Director Danny Boyle has controversially agreed to demands from leading animal rights groups to drop live animals at Friday's opening ceremony of the London Olympics.
Unfortunately for the animal rights lobby, he appears to have taken their exhortation a little too literally for the show, which has the dubious pleasures of English country life as its central theme.
Now, instead of cows, goats, horses and sheep grazing peacefully on the shot putt arena, they are to be dropped from circling aircraft in a "dazzling free fall display which, with any luck, will see them land in or, at least, somewhere near the stadium," explained an excited Boyle.
A distraught spokeswoman for Animal Aid, one of six charities that had urged him not to use live animals, sobbed: "The effing idiot! When we demanded the animals be dropped, we didn't mean out of planes. That's environmentally damaging."
The cost of this ambitious parachute display has pushed the cost of the three-hour opening ceremony from £27 million to £40 million, but "it'll be worth every penny" said a confident Boyle. "My only concern," he added, "is that it might upstage the badger baiting display and cock fights that are scheduled to be going on at the same time."
More details have emerged of the opening show, expected to be watched by two billion people who need to get out more, plus a few hundred insomniac Australians who have already made up their minds that it is not going to be nearly as good as Sydney eight years ago.

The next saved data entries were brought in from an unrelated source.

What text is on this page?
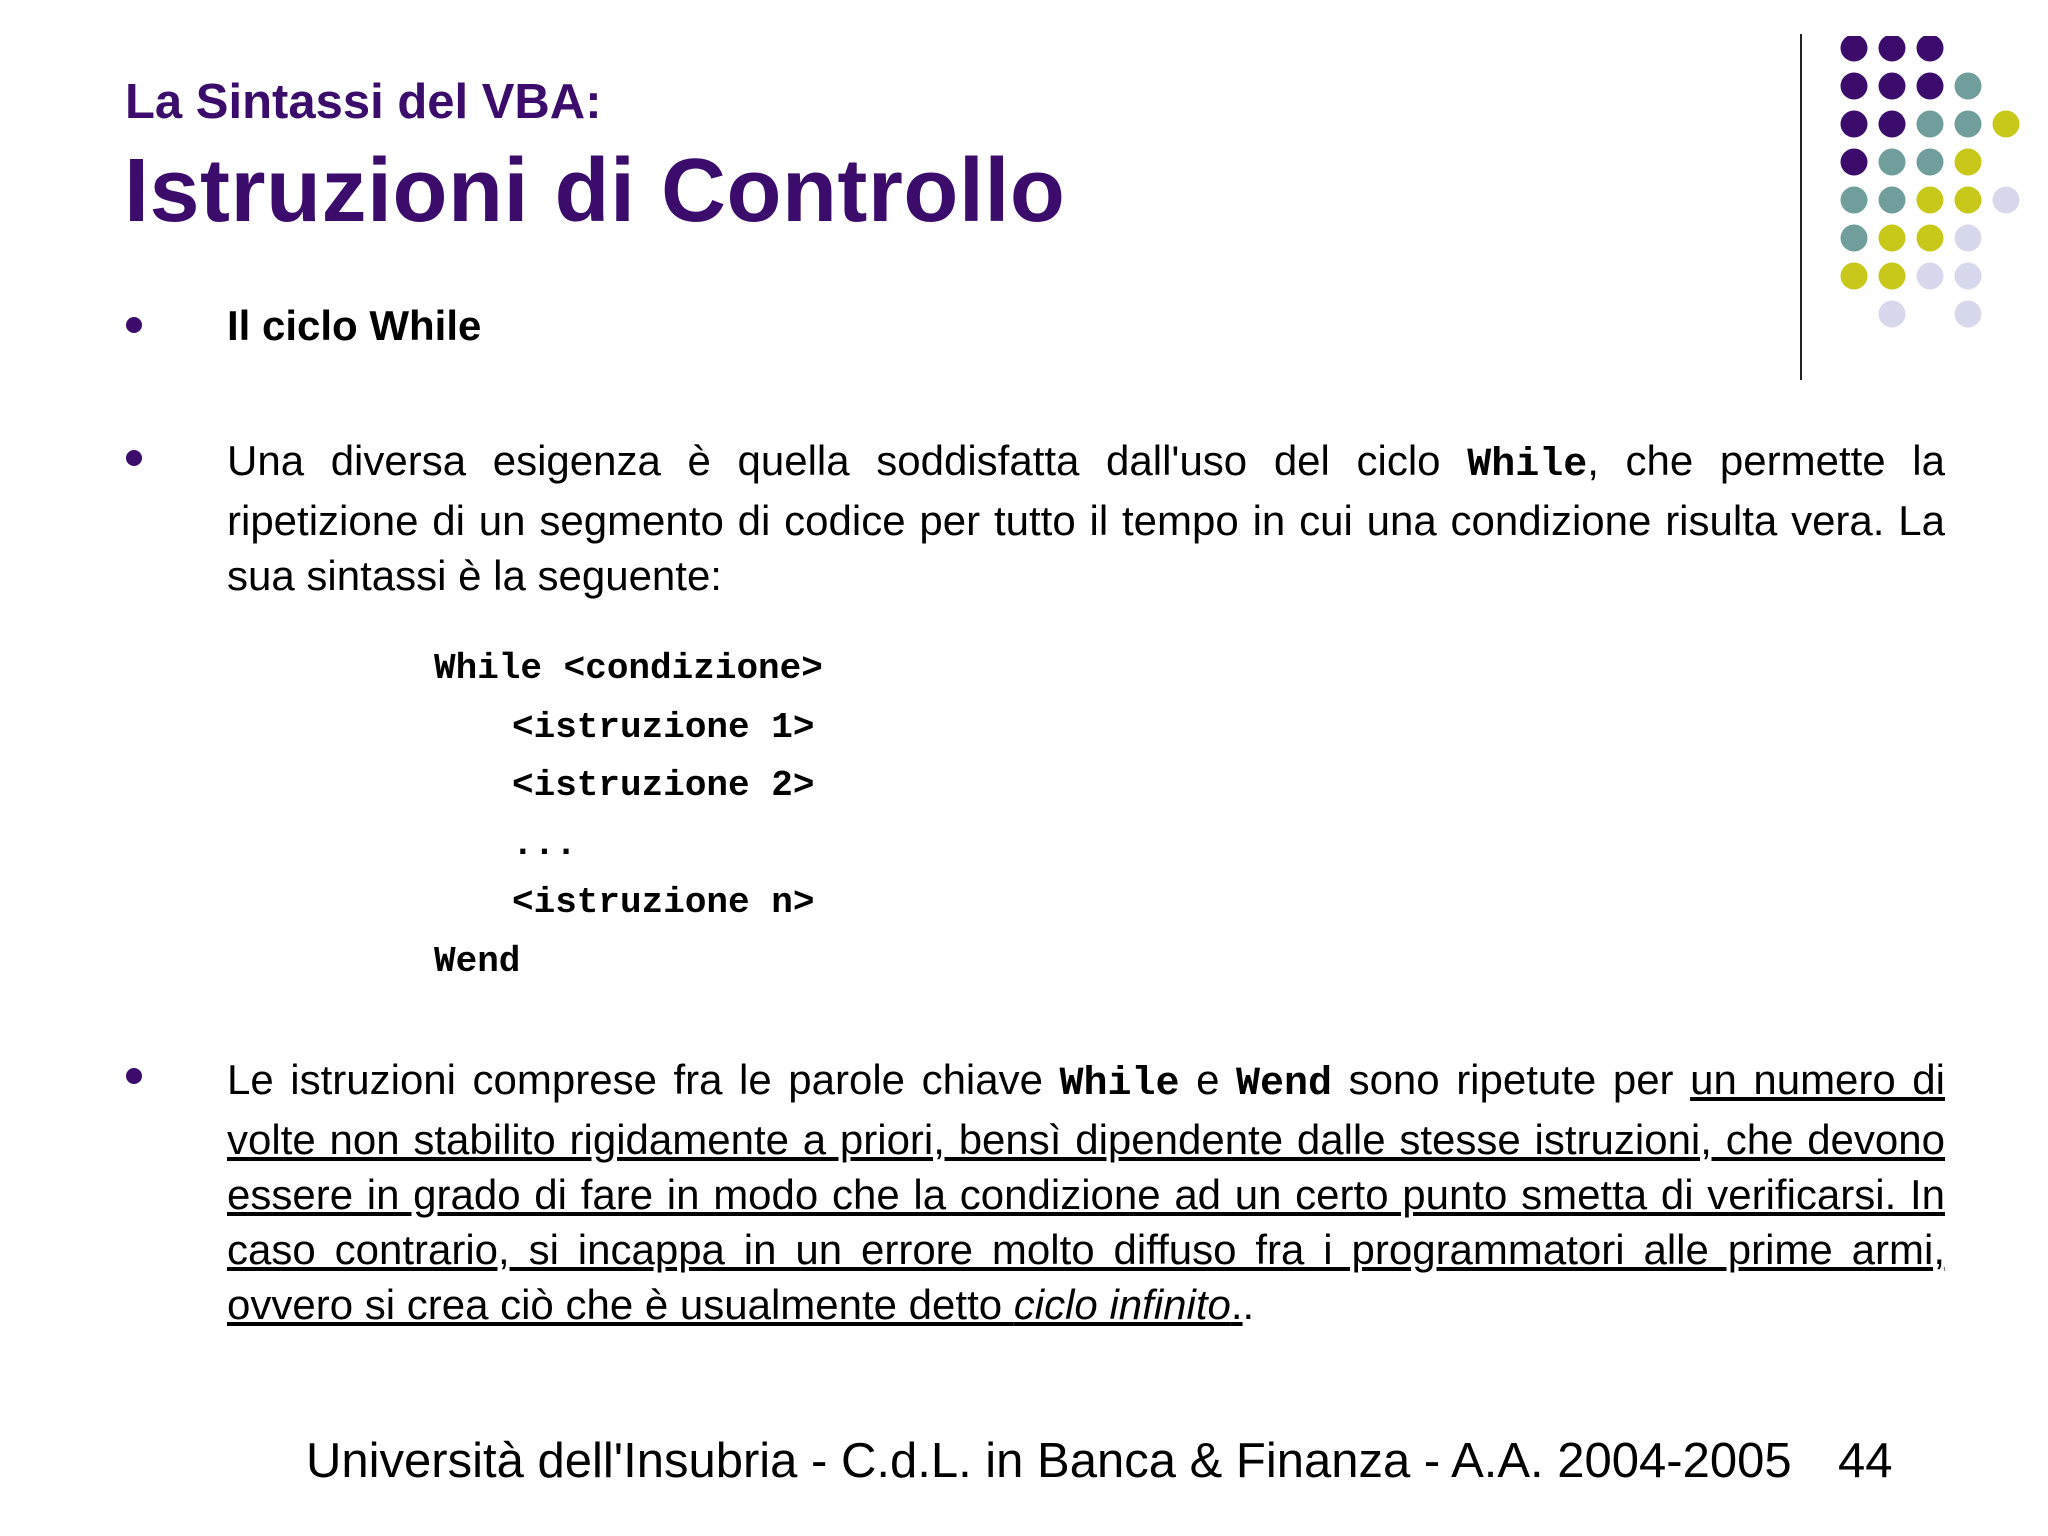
La Sintassi del VBA:
Istruzioni di Controllo
Il ciclo While
Una diversa esigenza è quella soddisfatta dall'uso del ciclo While, che permette la ripetizione di un segmento di codice per tutto il tempo in cui una condizione risulta vera. La sua sintassi è la seguente:
While <condizione>
<istruzione 1>
<istruzione 2>
...
<istruzione n>
Wend
Le istruzioni comprese fra le parole chiave While e Wend sono ripetute per un numero di volte non stabilito rigidamente a priori, bensì dipendente dalle stesse istruzioni, che devono essere in grado di fare in modo che la condizione ad un certo punto smetta di verificarsi. In caso contrario, si incappa in un errore molto diffuso fra i programmatori alle prime armi, ovvero si crea ciò che è usualmente detto ciclo infinito..
Università dell'Insubria - C.d.L. in Banca & Finanza - A.A. 2004-2005 44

The Norfolk Society for the Preservation of Family Values has revealed that 70 of its members will take part in a display of synchronised heavy petting with their sisters.
"The Queen will love it," enthused Boyle. "She is, after all, married to one of her cousins."

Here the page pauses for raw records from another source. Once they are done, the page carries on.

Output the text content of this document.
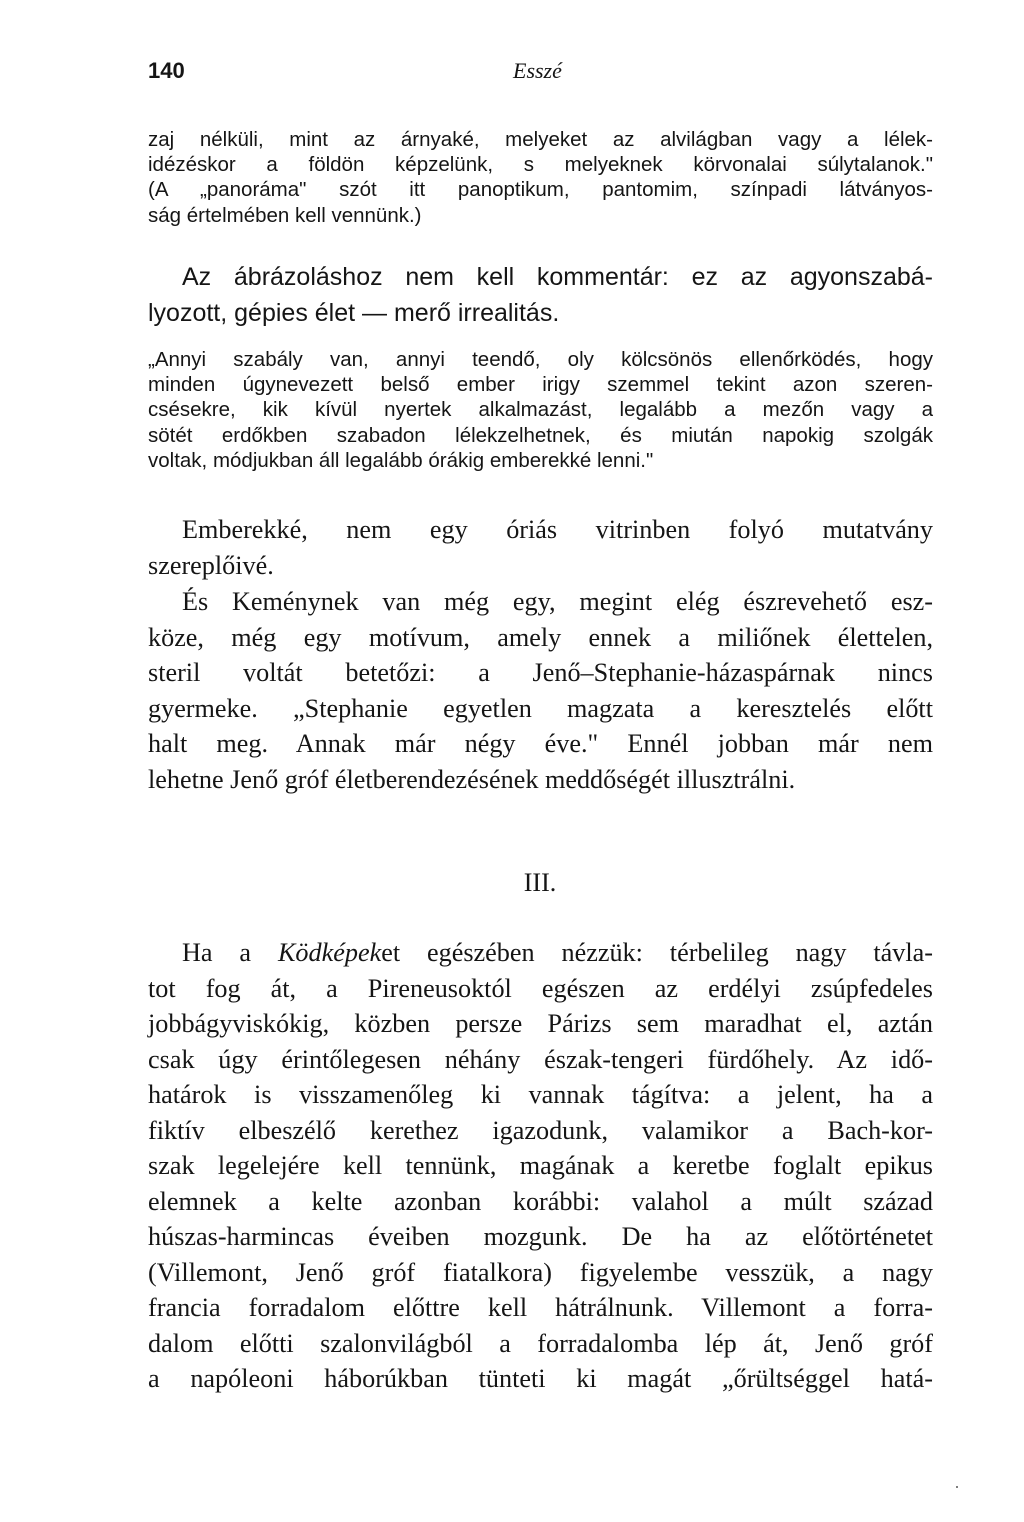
140	Esszé

zaj nélküli, mint az árnyaké, melyeket az alvilágban vagy a lélek-
idézéskor a földön képzelünk, s melyeknek körvonalai súlytalanok."
(A „panoráma" szót itt panoptikum, pantomim, színpadi látványos-
ság értelmében kell vennünk.)

Az ábrázoláshoz nem kell kommentár: ez az agyonszabá-
lyozott, gépies élet — merő irrealitás.

„Annyi szabály van, annyi teendő, oly kölcsönös ellenőrködés, hogy
minden úgynevezett belső ember irigy szemmel tekint azon szeren-
csésekre, kik kívül nyertek alkalmazást, legalább a mezőn vagy a
sötét erdőkben szabadon lélekzelhetnek, és miután napokig szolgák
voltak, módjukban áll legalább órákig emberekké lenni."

Emberekké, nem egy óriás vitrinben folyó mutatvány
szereplőivé.

És Keménynek van még egy, megint elég észrevehető esz-
köze, még egy motívum, amely ennek a miliőnek élettelen,
steril voltát betetőzi: a Jenő–Stephanie-házaspárnak nincs
gyermeke. „Stephanie egyetlen magzata a keresztelés előtt
halt meg. Annak már négy éve." Ennél jobban már nem
lehetne Jenő gróf életberendezésének meddőségét illusztrálni.

III.

Ha a Ködképeket egészében nézzük: térbelileg nagy távla-
tot fog át, a Pireneusoktól egészen az erdélyi zsúpfedeles
jobbágyviskókig, közben persze Párizs sem maradhat el, aztán
csak úgy érintőlegesen néhány észak-tengeri fürdőhely. Az idő-
határok is visszamenőleg ki vannak tágítva: a jelent, ha a
fiktív elbeszélő kerethez igazodunk, valamikor a Bach-kor-
szak legelejére kell tennünk, magának a keretbe foglalt epikus
elemnek a kelte azonban korábbi: valahol a múlt század
húszas-harmincas éveiben mozgunk. De ha az előtörténetet
(Villemont, Jenő gróf fiatalkora) figyelembe vesszük, a nagy
francia forradalom előttre kell hátrálnunk. Villemont a forra-
dalom előtti szalonvilágból a forradalomba lép át, Jenő gróf
a napóleoni háborúkban tünteti ki magát „őrültséggel hatá-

A replica, illegal travellers' camp will also be established in the very centre of the javelin field with members of the Pikey 2012 Formation Team showing off their skills in a daredevil display of precision getaways on stolen quad bikes.
Village pub life will also be celebrated in a rousing chorus of songs denigrating ethnic minorities, Muslims, eastern European immigrants and anyone who failed to vote for the UK Independence Party at the last election.
The visual arts will not be ignored either with Tracey Emin promising to create "something as sensational as my untidy bedroom" from a collection of old fridges, carpets, mattresses and discarded McDonald's wrappers dumped along the finishing stretch of the athletics track.
Organisers, meanwhile, tried to assure athletes yesterday that the potholes Boyle has insisted be dug all along the running track ("to ensure authenticity and capture the realities of country living") would, in all probability, be filled in by the time racing starts and, almost certainly, in time for the final of the 100 metres.
The grand finale of the opening ceremony will feature the release of 2,012 white doves which the Duke of Edinburgh and other country sports enthusiasts in the stands will then blast from the sky with 12 bores.